Noni Gahuchi has a public health background and spent 16 years living and working across Africa and Asia, designing and delivering health programs for reproductive health, malaria, and HIV prevention. In her current role at Global Health Labs, she oversees a portfolio of health technology products intended for use at primary health care in low resource settings.

Shannon Kuyper leads a product development team at Global Health Labs that is focused on sound strategy support to assist in translation of ideas to products, with an emphasis on areas such as early technology/user experience and iterative field/prototype evaluations prior to handoff to manufacturing partners.  Previously she worked at Philips in New Product Introduction for ultrasound, and her educational background is in Chemistry.

Craig Nakagawa is an impact-driven technology executive with over 20 years of experience developing and launching global health technologies and services in low and middle-income countries. Currently, he is advising the World Health Organization on how technology can support COVID vaccine introductions.  He is also a Senior Operating Partner with Bamboo Finance, an Swiss-based impact fund investing in low and middle-income markets.

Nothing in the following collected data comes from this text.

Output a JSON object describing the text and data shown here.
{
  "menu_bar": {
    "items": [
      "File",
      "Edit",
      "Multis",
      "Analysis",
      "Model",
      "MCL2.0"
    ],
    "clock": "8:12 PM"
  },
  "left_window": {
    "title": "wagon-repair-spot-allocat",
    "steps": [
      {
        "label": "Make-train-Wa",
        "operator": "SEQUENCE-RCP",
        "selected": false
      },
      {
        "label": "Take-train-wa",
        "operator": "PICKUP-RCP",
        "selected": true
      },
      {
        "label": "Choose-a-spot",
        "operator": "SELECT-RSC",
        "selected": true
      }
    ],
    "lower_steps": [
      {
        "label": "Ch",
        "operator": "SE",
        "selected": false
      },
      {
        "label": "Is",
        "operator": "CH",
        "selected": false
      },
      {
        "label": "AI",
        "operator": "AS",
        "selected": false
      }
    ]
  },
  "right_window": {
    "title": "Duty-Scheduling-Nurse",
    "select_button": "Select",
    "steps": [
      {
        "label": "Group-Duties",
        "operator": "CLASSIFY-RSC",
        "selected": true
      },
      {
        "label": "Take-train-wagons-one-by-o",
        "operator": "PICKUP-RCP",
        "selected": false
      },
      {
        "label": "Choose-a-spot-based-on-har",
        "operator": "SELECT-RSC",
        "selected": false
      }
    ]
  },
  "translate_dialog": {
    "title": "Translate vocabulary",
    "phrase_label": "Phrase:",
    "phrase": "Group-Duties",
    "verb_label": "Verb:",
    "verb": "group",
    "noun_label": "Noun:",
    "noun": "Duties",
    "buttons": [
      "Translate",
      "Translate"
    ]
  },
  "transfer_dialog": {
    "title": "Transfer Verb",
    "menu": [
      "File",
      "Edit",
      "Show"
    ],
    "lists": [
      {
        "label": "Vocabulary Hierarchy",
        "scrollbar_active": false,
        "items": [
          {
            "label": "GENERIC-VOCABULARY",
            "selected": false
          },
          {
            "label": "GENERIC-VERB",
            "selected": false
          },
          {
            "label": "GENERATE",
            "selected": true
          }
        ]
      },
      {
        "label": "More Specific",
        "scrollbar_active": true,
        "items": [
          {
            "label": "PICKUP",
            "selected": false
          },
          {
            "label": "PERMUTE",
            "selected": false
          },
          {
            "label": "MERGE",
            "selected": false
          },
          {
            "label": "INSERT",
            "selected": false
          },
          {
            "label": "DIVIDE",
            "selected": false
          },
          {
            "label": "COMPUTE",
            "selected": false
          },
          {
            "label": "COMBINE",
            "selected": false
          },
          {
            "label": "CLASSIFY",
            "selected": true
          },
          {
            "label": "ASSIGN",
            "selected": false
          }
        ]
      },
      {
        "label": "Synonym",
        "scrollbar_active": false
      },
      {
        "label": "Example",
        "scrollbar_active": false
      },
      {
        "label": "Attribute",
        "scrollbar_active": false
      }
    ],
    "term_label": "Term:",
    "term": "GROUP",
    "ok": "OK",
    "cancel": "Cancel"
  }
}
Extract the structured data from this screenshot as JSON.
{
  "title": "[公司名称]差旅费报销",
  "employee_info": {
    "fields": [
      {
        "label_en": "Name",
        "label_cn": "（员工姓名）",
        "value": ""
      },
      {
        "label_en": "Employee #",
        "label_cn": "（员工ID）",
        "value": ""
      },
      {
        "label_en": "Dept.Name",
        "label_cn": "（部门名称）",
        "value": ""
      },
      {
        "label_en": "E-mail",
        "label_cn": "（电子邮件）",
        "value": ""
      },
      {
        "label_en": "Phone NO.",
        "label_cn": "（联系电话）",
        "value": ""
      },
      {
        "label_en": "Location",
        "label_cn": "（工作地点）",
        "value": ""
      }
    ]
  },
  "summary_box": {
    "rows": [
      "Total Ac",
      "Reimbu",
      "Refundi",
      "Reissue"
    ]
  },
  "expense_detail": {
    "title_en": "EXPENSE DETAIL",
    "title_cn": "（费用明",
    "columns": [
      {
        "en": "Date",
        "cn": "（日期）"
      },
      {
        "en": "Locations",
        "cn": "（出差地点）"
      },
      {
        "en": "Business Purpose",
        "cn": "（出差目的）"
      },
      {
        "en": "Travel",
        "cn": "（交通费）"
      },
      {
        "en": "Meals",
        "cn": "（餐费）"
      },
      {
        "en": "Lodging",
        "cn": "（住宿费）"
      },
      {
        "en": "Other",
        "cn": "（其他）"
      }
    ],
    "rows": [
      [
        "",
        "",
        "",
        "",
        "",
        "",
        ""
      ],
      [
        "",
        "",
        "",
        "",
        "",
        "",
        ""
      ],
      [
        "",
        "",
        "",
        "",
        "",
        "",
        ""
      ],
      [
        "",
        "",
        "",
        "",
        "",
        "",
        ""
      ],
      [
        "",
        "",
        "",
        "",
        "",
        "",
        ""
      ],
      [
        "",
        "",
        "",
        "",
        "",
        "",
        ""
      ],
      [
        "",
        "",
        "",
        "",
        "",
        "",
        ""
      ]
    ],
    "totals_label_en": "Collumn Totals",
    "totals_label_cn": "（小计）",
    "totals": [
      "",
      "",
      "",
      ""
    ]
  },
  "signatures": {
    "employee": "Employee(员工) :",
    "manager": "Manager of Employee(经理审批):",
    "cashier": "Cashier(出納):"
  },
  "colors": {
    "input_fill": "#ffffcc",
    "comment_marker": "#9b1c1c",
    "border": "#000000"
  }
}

Rachel Millin has a background in medical imaging, neuroscience, and machine learning.  She is currently an Associate Scientist at Global Health Labs, where she develops machine learning products that address medical challenges in LMICs.

Charles Delahunt has applied Machine Learning to health care needs in LMICs for the past 7 years, and is part of the ML team at Global Health Labs. He also does basic research on Machine Learning methods, in the Applied Math department at the University of Washington.

Sourabh Kulhare is a Research Scientist at Global Health Laboratories applying Machine Learning and computer vision algorithms to different modalities of heath care data. He completed his Master’s at Rochester Institute of Technology, NY with the thesis “Deep Learning for Semantic Video Understanding”. His research is focused on efficient deep learning, object detection, neural attention, spatio-temporal modeling, and language modeling.